Avez-vous emprunté cette voie du « recyclage chorégraphique » parce que vous vous interrogiez sur votre légitimité à trouver votre place en tant que chorégraphe ?
Olga Dukhovna : À P.A.R.T.S., à Bruxelles, où j’ai étudié, tout le monde produisait des mouvements incroyables. Je ne sais pas ce qu’on dit aujourd’hui aux jeunes artistes, mais à mon époque, il y avait toujours cette pression de trouver sa signature chorégraphique. Or, je n’étais pas très technique. J’ai passé des heures en studio à essayer de trouver ma propre écriture, sans jamais parvenir à faire surgir le mouvement à partir de rien. Il y avait toujours cette petite voix critique dans ma tête qui me décourageait dès que je commençais quelque chose.

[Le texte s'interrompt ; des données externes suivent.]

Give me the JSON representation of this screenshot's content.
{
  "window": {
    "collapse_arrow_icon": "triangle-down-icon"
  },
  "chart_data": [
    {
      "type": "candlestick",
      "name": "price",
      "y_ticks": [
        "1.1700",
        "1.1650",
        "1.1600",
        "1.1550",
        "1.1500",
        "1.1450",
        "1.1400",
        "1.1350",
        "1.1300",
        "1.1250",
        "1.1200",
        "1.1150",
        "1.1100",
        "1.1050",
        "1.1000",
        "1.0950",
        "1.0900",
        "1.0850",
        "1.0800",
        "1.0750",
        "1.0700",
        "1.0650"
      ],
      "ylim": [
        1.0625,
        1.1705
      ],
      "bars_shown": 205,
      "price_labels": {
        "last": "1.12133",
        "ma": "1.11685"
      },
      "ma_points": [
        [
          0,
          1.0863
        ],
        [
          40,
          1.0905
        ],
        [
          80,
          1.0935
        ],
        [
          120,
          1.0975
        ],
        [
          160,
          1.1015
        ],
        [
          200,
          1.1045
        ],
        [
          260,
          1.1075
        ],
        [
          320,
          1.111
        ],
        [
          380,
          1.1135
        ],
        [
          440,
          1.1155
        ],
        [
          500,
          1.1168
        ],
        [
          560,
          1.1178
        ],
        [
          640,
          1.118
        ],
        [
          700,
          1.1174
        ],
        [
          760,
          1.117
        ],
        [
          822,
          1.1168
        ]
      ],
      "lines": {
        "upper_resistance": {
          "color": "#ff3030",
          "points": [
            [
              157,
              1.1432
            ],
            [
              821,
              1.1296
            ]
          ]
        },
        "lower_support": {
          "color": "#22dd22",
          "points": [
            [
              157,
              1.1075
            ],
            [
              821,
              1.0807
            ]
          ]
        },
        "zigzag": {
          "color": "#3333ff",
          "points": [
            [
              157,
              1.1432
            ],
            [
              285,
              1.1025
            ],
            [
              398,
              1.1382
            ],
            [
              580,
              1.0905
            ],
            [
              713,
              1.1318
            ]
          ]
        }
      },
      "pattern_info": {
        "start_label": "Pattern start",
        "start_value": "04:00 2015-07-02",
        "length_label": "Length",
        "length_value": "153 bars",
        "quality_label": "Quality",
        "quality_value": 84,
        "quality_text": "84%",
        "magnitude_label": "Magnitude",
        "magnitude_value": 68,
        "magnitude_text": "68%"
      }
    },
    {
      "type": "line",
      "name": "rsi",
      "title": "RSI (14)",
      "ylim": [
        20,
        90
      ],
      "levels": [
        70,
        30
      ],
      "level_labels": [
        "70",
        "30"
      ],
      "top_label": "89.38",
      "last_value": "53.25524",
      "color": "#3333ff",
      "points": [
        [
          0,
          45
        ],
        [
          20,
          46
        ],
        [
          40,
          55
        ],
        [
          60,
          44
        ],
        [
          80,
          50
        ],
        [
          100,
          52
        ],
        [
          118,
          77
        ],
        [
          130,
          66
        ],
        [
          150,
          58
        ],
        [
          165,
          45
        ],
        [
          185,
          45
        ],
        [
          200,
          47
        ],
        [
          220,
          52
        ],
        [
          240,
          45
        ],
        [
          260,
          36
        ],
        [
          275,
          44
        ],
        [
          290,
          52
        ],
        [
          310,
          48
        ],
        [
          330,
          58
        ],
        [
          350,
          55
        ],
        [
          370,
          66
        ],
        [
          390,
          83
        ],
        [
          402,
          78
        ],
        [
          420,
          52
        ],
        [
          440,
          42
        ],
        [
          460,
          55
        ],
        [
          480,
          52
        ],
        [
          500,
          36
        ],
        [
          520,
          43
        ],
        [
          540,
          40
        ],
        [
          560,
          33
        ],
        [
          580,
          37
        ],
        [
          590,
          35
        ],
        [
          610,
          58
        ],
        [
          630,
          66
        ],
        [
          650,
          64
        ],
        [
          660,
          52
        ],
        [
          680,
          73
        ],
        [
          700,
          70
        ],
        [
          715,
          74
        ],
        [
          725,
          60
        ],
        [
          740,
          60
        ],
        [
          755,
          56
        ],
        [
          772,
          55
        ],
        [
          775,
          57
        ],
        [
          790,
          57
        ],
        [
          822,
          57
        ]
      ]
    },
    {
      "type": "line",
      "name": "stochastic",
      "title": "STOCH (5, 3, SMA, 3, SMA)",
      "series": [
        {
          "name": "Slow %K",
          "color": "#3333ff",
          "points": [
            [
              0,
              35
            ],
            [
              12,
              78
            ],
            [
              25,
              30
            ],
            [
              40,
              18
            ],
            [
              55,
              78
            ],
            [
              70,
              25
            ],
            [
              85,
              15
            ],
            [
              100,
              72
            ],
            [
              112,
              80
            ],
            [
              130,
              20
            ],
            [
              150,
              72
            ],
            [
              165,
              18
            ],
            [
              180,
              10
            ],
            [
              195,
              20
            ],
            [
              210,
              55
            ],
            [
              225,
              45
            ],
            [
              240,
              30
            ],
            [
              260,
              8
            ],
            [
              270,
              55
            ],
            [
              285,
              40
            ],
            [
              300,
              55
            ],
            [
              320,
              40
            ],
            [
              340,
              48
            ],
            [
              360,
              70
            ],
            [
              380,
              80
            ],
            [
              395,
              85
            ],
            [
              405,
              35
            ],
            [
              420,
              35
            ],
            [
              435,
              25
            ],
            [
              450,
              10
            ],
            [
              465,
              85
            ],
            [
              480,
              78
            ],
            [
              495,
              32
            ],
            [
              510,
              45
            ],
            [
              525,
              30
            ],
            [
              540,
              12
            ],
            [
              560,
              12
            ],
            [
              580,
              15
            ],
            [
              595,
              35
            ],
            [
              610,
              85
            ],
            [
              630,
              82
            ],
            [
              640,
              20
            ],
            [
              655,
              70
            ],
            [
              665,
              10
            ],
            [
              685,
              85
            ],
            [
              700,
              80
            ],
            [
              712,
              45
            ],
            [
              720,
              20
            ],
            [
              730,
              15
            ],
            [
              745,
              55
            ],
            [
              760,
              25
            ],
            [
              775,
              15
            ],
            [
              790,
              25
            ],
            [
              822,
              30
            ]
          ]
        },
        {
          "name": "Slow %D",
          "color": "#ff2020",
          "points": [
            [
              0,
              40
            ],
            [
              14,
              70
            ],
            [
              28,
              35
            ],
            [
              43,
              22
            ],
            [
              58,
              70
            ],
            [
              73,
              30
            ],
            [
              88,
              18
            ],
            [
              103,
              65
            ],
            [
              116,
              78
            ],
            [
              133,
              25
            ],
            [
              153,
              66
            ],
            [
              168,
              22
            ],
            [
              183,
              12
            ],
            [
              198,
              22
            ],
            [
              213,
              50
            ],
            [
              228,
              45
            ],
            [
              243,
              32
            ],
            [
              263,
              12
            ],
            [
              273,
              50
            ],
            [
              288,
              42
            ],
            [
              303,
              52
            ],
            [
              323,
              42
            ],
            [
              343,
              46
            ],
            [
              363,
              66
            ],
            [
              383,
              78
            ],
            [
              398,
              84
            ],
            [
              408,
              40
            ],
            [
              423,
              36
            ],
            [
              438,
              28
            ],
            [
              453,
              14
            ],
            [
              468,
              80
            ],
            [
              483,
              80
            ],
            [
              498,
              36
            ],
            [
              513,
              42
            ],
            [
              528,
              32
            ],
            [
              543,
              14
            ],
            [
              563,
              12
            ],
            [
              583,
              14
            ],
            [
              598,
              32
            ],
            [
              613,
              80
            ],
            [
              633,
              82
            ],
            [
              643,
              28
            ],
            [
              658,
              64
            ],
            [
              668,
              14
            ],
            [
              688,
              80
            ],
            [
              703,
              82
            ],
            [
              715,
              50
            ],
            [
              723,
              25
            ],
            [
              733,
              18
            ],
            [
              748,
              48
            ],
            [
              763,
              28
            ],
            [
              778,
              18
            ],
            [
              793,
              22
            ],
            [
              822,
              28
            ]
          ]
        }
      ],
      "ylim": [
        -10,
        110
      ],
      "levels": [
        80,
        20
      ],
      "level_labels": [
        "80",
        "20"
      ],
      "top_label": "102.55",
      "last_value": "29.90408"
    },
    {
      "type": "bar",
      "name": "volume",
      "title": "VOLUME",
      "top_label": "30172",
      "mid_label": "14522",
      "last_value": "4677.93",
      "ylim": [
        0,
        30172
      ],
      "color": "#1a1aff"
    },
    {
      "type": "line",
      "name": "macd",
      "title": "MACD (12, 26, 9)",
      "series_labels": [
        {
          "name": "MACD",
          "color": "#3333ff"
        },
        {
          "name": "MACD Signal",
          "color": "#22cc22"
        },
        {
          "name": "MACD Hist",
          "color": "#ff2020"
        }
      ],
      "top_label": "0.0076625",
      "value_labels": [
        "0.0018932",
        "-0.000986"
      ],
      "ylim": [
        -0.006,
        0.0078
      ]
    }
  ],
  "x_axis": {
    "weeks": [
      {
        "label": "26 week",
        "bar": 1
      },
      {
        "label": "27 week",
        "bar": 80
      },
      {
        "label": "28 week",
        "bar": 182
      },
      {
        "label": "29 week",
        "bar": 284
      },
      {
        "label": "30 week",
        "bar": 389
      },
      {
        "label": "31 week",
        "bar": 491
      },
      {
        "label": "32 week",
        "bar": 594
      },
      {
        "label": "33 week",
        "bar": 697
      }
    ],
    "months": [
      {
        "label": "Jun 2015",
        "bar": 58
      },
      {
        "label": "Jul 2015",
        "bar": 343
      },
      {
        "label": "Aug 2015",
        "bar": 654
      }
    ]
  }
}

Quand on crée une pièce, on cherche la phrase principale, mais cette première étape me bloquait complètement. Je ne parvenais pas à trouver quelque chose de convaincant, jusqu’au jour où je me suis autorisée à faire autrement. Je me suis dit que je pouvais m’attaquer à quelque chose qui existait déjà, le vider de son contexte et le remplir autrement. Et cela m’a libérée. La collaboration avec Boris Charmatz pour la pièce 20 danseurs pour le XXe siècle et le musée de la Danse a aussi été un déclic.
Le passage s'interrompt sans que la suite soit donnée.